We wander between a bedroom, a hallway, a bathroom or a kitchen, carried by a sound design developed with the composer Charlie Trimbur. “We imagined two soundtracks, that of an off-screen party from which bursts of voice and electronic music escape,” explains the interior designer. Another, more contemplative, where we hear the decorator and designer Andrée Putman [with whom he worked] evoke dawn and light on a hovering sheet of sounds. Specialized in the creation of custom furniture and the renovation of private houses, he delivers here his first public project.

“I chose to explore the theme of the party, because I love to gather, to receive people. But what interests me is always the step aside, in this case the care given to the peripheral rooms where the evenings also take place.
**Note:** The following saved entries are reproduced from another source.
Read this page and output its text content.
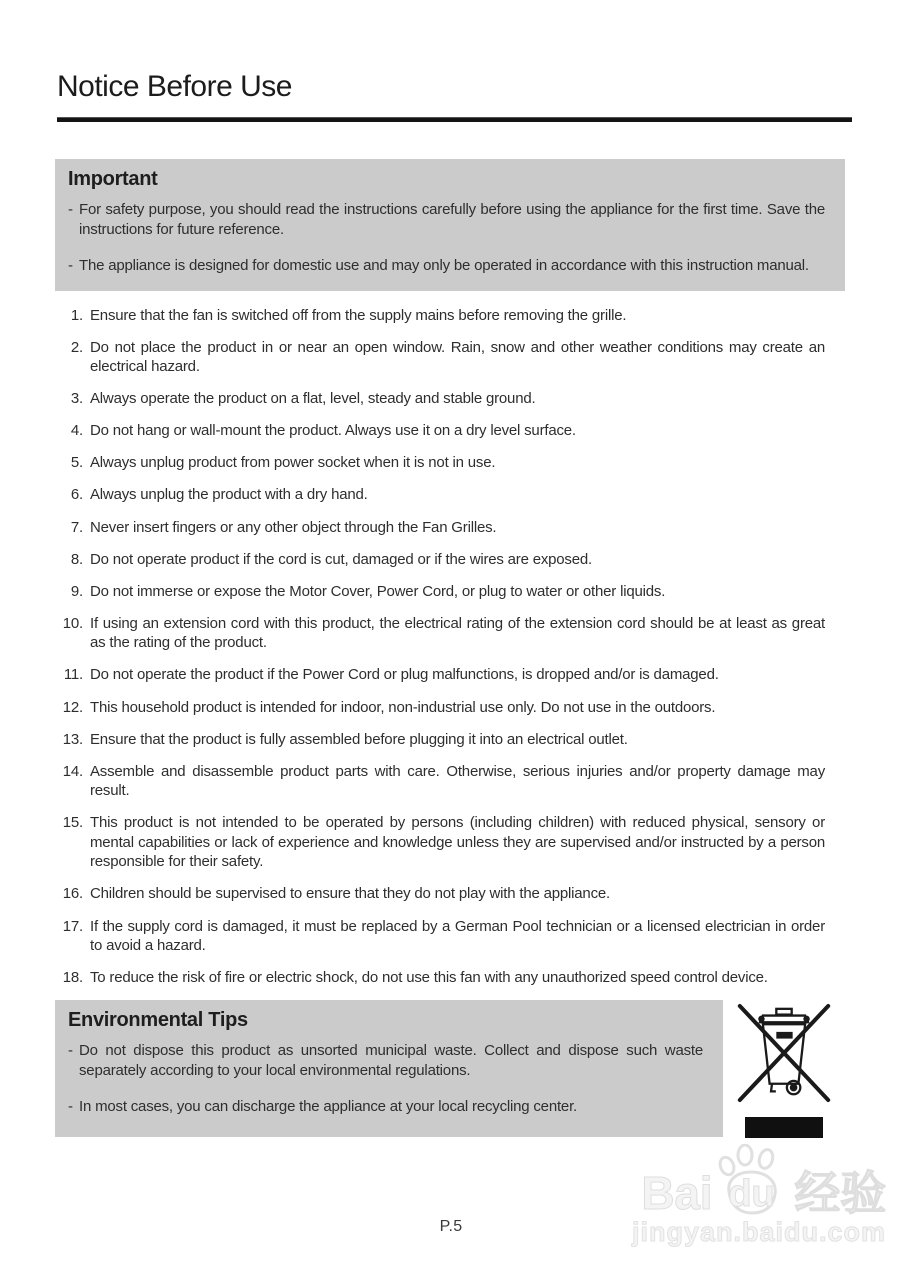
Notice Before Use
Important
- For safety purpose, you should read the instructions carefully before using the appliance for the first time. Save the instructions for future reference.

- The appliance is designed for domestic use and may only be operated in accordance with this instruction manual.

1. Ensure that the fan is switched off from the supply mains before removing the grille.
2. Do not place the product in or near an open window. Rain, snow and other weather conditions may create an electrical hazard.
3. Always operate the product on a flat, level, steady and stable ground.
4. Do not hang or wall-mount the product. Always use it on a dry level surface.
5. Always unplug product from power socket when it is not in use.
6. Always unplug the product with a dry hand.
7. Never insert fingers or any other object through the Fan Grilles.
8. Do not operate product if the cord is cut, damaged or if the wires are exposed.
9. Do not immerse or expose the Motor Cover, Power Cord, or plug to water or other liquids.
10. If using an extension cord with this product, the electrical rating of the extension cord should be at least as great as the rating of the product.
11. Do not operate the product if the Power Cord or plug malfunctions, is dropped and/or is damaged.
12. This household product is intended for indoor, non-industrial use only. Do not use in the outdoors.
13. Ensure that the product is fully assembled before plugging it into an electrical outlet.
14. Assemble and disassemble product parts with care. Otherwise, serious injuries and/or property damage may result.
15. This product is not intended to be operated by persons (including children) with reduced physical, sensory or mental capabilities or lack of experience and knowledge unless they are supervised and/or instructed by a person responsible for their safety.
16. Children should be supervised to ensure that they do not play with the appliance.
17. If the supply cord is damaged, it must be replaced by a German Pool technician or a licensed electrician in order to avoid a hazard.
18. To reduce the risk of fire or electric shock, do not use this fan with any unauthorized speed control device.
Environmental Tips
- Do not dispose this product as unsorted municipal waste. Collect and dispose such waste separately according to your local environmental regulations.

- In most cases, you can discharge the appliance at your local recycling center.

P.5
Bai du 经验
jingyan.baidu.com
This evocation prevents me from falling into the caricature of a festive moment, to suggest the feelings and sensations, “explains the forties.

In this subtle scenography, he has cultivated his specialties: the combined use of noble and poor materials – a table shaped in stainless steel and mirror-polished brass, a bathroom cabinet in construction wood panel associated with a very sophisticated; but also the work of light, filtered here by two large vertical walls in pleated dichroic film which bring out colored shadows.

An atmosphere carried by paintings by Jean Claracq or Claude Viallat – on loan from the FRAC and galleries –, but also by vintage furniture, such as a turntable by photographer and designer Willy Rizzo, an absolute symbol of 1970s glamor, or a Floor lamp by Ettore Sottsass in the bedroom, of which he designed the stair bed: a piece inspired by that of Hugh Hefner, founder of Playboy, and that of the clip Around the World, by Daft Punk. An aesthetic that is both multi-referenced and very personal.